Meeting Abstracts
» Identification of Pulmonary Nodules on Chest CT Scans by a Computer-aided Detection (CAD) Algorithm
PURPOSE: To assess the sensitivity and false positive rate of CAD for detection of ≥3mm pulmonary nodules in MDCT scans.
METHODS AND MATERIALS: A two-stage CAD algorithm was developed that differentiates pulmonary nodules from other lung structures based upon their globular geometry and then reduces the number of false positive (FP) identifications by analyzing the shape of the nodule candidates. We applied our CAD algorithm to thoracic MDCT scans (4 x 1.25 mm, 6.0 pitch) from 21 patients with suspicion of pulmonary nodules on CXR. Seven of the 21 patients had no nodules, and the remaining 14 patients had a total of 100 pulmonary nodules ≥3mm (8 >10 mm; 42 6-10 mm; 48 3-6 mm). Two thoracic radiologists, who were blinded to CAD results, determined truth by consensus. All nodule candidates detected by CAD were assigned as being true or false positive results, and false negative results were tallied. By varying CAD performance thresholds, the relationship of CAD sensitivity relative to the number of FP nodules per CT scan was determined and stratified by nodule diameter.
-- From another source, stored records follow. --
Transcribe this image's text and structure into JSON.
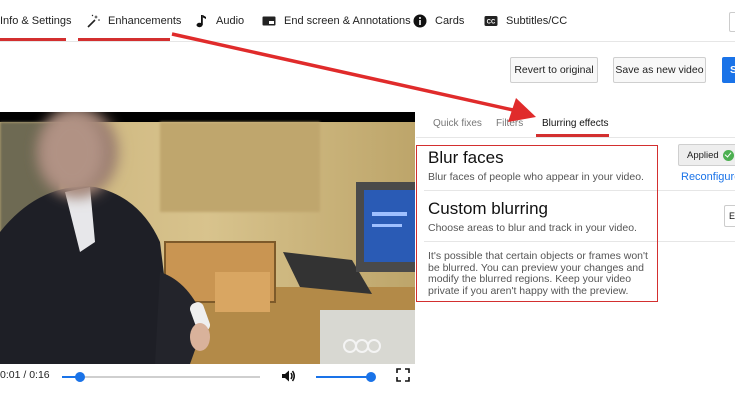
{
  "top_tabs": {
    "info": "Info & Settings",
    "enhancements": "Enhancements",
    "audio": "Audio",
    "end_screen": "End screen & Annotations",
    "cards": "Cards",
    "subtitles": "Subtitles/CC"
  },
  "toolbar": {
    "revert_label": "Revert to original",
    "save_new_label": "Save as new video",
    "save_label": "S"
  },
  "player": {
    "time": "0:01 / 0:16",
    "progress_fraction": 0.09,
    "volume_fraction": 0.95
  },
  "sub_tabs": {
    "quick_fixes": "Quick fixes",
    "filters": "Filters",
    "blurring": "Blurring effects"
  },
  "blur_faces": {
    "title": "Blur faces",
    "description": "Blur faces of people who appear in your video.",
    "status": "Applied",
    "action": "Reconfigure"
  },
  "custom_blurring": {
    "title": "Custom blurring",
    "description": "Choose areas to blur and track in your video.",
    "action": "E"
  },
  "note": "It's possible that certain objects or frames won't be blurred. You can preview your changes and modify the blurred regions. Keep your video private if you aren't happy with the preview.",
  "colors": {
    "accent": "#1a73e8",
    "annotation_red": "#d32f2f",
    "applied_check": "#4caf50"
  }
}
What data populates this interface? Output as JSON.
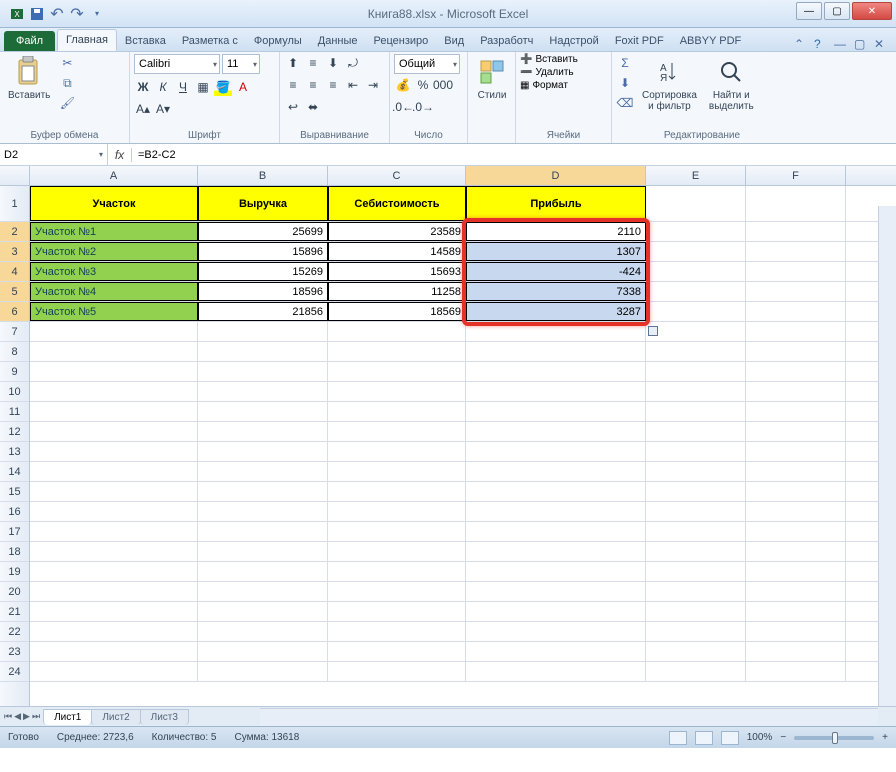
{
  "window": {
    "title": "Книга88.xlsx - Microsoft Excel"
  },
  "tabs": {
    "file": "Файл",
    "items": [
      "Главная",
      "Вставка",
      "Разметка с",
      "Формулы",
      "Данные",
      "Рецензиро",
      "Вид",
      "Разработч",
      "Надстрой",
      "Foxit PDF",
      "ABBYY PDF"
    ],
    "active": 0
  },
  "ribbon": {
    "clipboard": {
      "paste": "Вставить",
      "label": "Буфер обмена"
    },
    "font": {
      "name": "Calibri",
      "size": "11",
      "label": "Шрифт"
    },
    "alignment": {
      "label": "Выравнивание"
    },
    "number": {
      "format": "Общий",
      "label": "Число"
    },
    "styles": {
      "styles": "Стили",
      "label": "Стили"
    },
    "cells": {
      "insert": "Вставить",
      "delete": "Удалить",
      "format": "Формат",
      "label": "Ячейки"
    },
    "editing": {
      "sort": "Сортировка\nи фильтр",
      "find": "Найти и\nвыделить",
      "label": "Редактирование"
    }
  },
  "namebox": "D2",
  "formula": "=B2-C2",
  "columns": [
    "A",
    "B",
    "C",
    "D",
    "E",
    "F"
  ],
  "table": {
    "headers": [
      "Участок",
      "Выручка",
      "Себистоимость",
      "Прибыль"
    ],
    "rows": [
      {
        "name": "Участок №1",
        "rev": 25699,
        "cost": 23589,
        "profit": 2110
      },
      {
        "name": "Участок №2",
        "rev": 15896,
        "cost": 14589,
        "profit": 1307
      },
      {
        "name": "Участок №3",
        "rev": 15269,
        "cost": 15693,
        "profit": -424
      },
      {
        "name": "Участок №4",
        "rev": 18596,
        "cost": 11258,
        "profit": 7338
      },
      {
        "name": "Участок №5",
        "rev": 21856,
        "cost": 18569,
        "profit": 3287
      }
    ]
  },
  "chart_data": {
    "type": "table",
    "columns": [
      "Участок",
      "Выручка",
      "Себистоимость",
      "Прибыль"
    ],
    "rows": [
      [
        "Участок №1",
        25699,
        23589,
        2110
      ],
      [
        "Участок №2",
        15896,
        14589,
        1307
      ],
      [
        "Участок №3",
        15269,
        15693,
        -424
      ],
      [
        "Участок №4",
        18596,
        11258,
        7338
      ],
      [
        "Участок №5",
        21856,
        18569,
        3287
      ]
    ]
  },
  "sheets": [
    "Лист1",
    "Лист2",
    "Лист3"
  ],
  "status": {
    "ready": "Готово",
    "avg_label": "Среднее:",
    "avg": "2723,6",
    "count_label": "Количество:",
    "count": "5",
    "sum_label": "Сумма:",
    "sum": "13618",
    "zoom": "100%"
  }
}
RESULTS: Overall CAD detected 96% of all ≥3 mm nodules. The sensitivity of CAD was 100% for ≥ 10 mm nodules with 7.3 FP/scan, 98% for 6-10 mm nodules with 30 FP/scan, and 92% of 3-6mm nodules with 61 FP/scan. At a target of 20 FP/scan sensitivity was 98, 95, and 83% for ≥ 10 mm, 6-10 mm, and 3-5 mm nodules, respectively. All 4 ≥3 mm nodules not detected by CAD were contiguous with the diaphragm. Analysis of 100 randomly selected FPs showed that 14 were actually 3-4mm nodules that were not included in the gold standard.
CONCLUSION: CAD may detect pulmonary nodules from MDCT images with substantially greater sensitivity than previously published lung CAD results, achieving sensitivity and false positive levels similar to those of radiologists.